А-а-а… — откликнулся он. — А-а-а-м…
Это были первые за целое утро человеческие слова, которые он сумел протолкнуть сквозь скрипучую жестяную гортань, и Хрипунов-старший вдруг сморщился, задергал небритым подбородком, не в силах унять мелких, беспомощных слез, которые, оказывается, колотили куда больнее привычной похмельной дрожи.
И хрипуновская мама, одним взглядом, до самого глазного дна, вобрав грязную кухню, пустые бутылки под столом, растерянные стаканы, тесно обступившие вспоротые консервные банки, вперемешку набитые окурками и килькой в томате, вдруг разом — всей своей жалостной, русской сущностью — поняла, как страшно было мужу проснуться среди ночи в этой незнакомой, полной стонущих углов и душных призраков чужой квартире, где нет ни привычных нычек, ни родных соседей, у которых всегда найдутся спасительные сто пятьдесят капель. И как же долго он ждал, скорчившись, сначала рассвета, а потом ее — и все не мог дождаться, сидя тут, на самом дне своей боли, своего страха, своей невыносимой абстинентной вины. Она поняла это, как будто эта боль, этот страх, эта вина были невидимо отпечатаны на ней еще до рождения, и теперь, едкий, мучительный, как реагент, свет сентябрьского полдня просто проявил их, словно мутное изображение на мокрой от усилий фотобумаге. И кинулась к мужу, как кинулась бы к залитому кровью, ревущему, испуганному, неловко упавшему сыну.

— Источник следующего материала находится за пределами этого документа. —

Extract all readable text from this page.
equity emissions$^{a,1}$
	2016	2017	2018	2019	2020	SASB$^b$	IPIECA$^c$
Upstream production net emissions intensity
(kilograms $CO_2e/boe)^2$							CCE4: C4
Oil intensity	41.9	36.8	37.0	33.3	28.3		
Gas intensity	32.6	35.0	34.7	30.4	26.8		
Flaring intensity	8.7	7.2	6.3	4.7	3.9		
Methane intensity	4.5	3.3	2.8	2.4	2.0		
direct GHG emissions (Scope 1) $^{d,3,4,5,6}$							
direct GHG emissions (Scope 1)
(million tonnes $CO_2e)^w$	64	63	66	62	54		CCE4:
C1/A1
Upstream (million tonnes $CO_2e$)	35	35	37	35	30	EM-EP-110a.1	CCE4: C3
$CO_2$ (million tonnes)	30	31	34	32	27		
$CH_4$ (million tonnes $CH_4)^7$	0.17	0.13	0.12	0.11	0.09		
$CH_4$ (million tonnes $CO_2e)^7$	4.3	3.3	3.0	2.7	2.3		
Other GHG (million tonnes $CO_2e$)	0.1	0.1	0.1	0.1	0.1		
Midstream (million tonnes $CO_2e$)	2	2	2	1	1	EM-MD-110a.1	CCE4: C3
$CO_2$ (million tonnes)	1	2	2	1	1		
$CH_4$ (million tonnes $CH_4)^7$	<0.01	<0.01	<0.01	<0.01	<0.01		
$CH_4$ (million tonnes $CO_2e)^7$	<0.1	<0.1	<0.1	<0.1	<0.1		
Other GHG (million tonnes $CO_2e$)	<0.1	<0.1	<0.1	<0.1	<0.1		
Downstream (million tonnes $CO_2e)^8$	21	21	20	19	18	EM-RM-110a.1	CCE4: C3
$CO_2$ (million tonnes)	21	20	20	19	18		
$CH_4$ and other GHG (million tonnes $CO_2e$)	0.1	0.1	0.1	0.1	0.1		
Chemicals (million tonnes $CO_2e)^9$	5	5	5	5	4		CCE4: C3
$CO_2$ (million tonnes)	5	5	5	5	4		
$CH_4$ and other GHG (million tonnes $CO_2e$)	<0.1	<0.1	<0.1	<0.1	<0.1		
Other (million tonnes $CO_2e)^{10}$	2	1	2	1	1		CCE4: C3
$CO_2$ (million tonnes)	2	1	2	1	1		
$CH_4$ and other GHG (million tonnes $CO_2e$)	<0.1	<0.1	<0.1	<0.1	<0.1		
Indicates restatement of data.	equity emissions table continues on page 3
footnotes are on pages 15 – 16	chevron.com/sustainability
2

Я как чуяла, как чуяла, — залепетала она, доставая из кармана обвисшего халата (того самого, в котором ее какую-то неделю назад увезли рожать) склянку медицинского спирта — предусмотрительно, за рупь, купленную у оборотистой вертлявой медсестрички. Так, не забыть сполоснуть засвиняченный стакан и спустить воду, чтоб похолоднее. Потом половина девяностошестиградусного огня на половину холодной воды, дождаться, пока помутневшая, грозно нагревшаяся жидкость (я мигом, Володенька, потерпи еще секундочку!) сначала побелеет, а потом вернется к первозданной идеальной прозрачности, сполоснуть еще один стакан — на запивку…
Она бы напоила мужа из рук, как маленького, но все тот же могучий инстинкт приказал ей отвернуться, не смотреть, как мужчина униженно ловит прыгающими пальцами скользкое стекло, как, давясь, вливает спирт в перекошенное горло, и она покорно засуетилась у раковины, боясь оглянуться и не зная, куда приладить взволнованные руки. Хрипунову-старшему всегда мучительно давался первый глоток — у него был здоровенный, минимум на сотню лет сработанный организм, который не торопился к червям и сопротивлялся выпивке с невероятной, по-настоящему биологической мощью. Но Хрипунов-старший был куда упрямее эволюции, он знал, что после первого, гнусного, блевотного спазма к нему вернется привычная злость, вполне заменяющая характер, и тогда плевать ему будет на червей. Да на хую вертел он этих червей!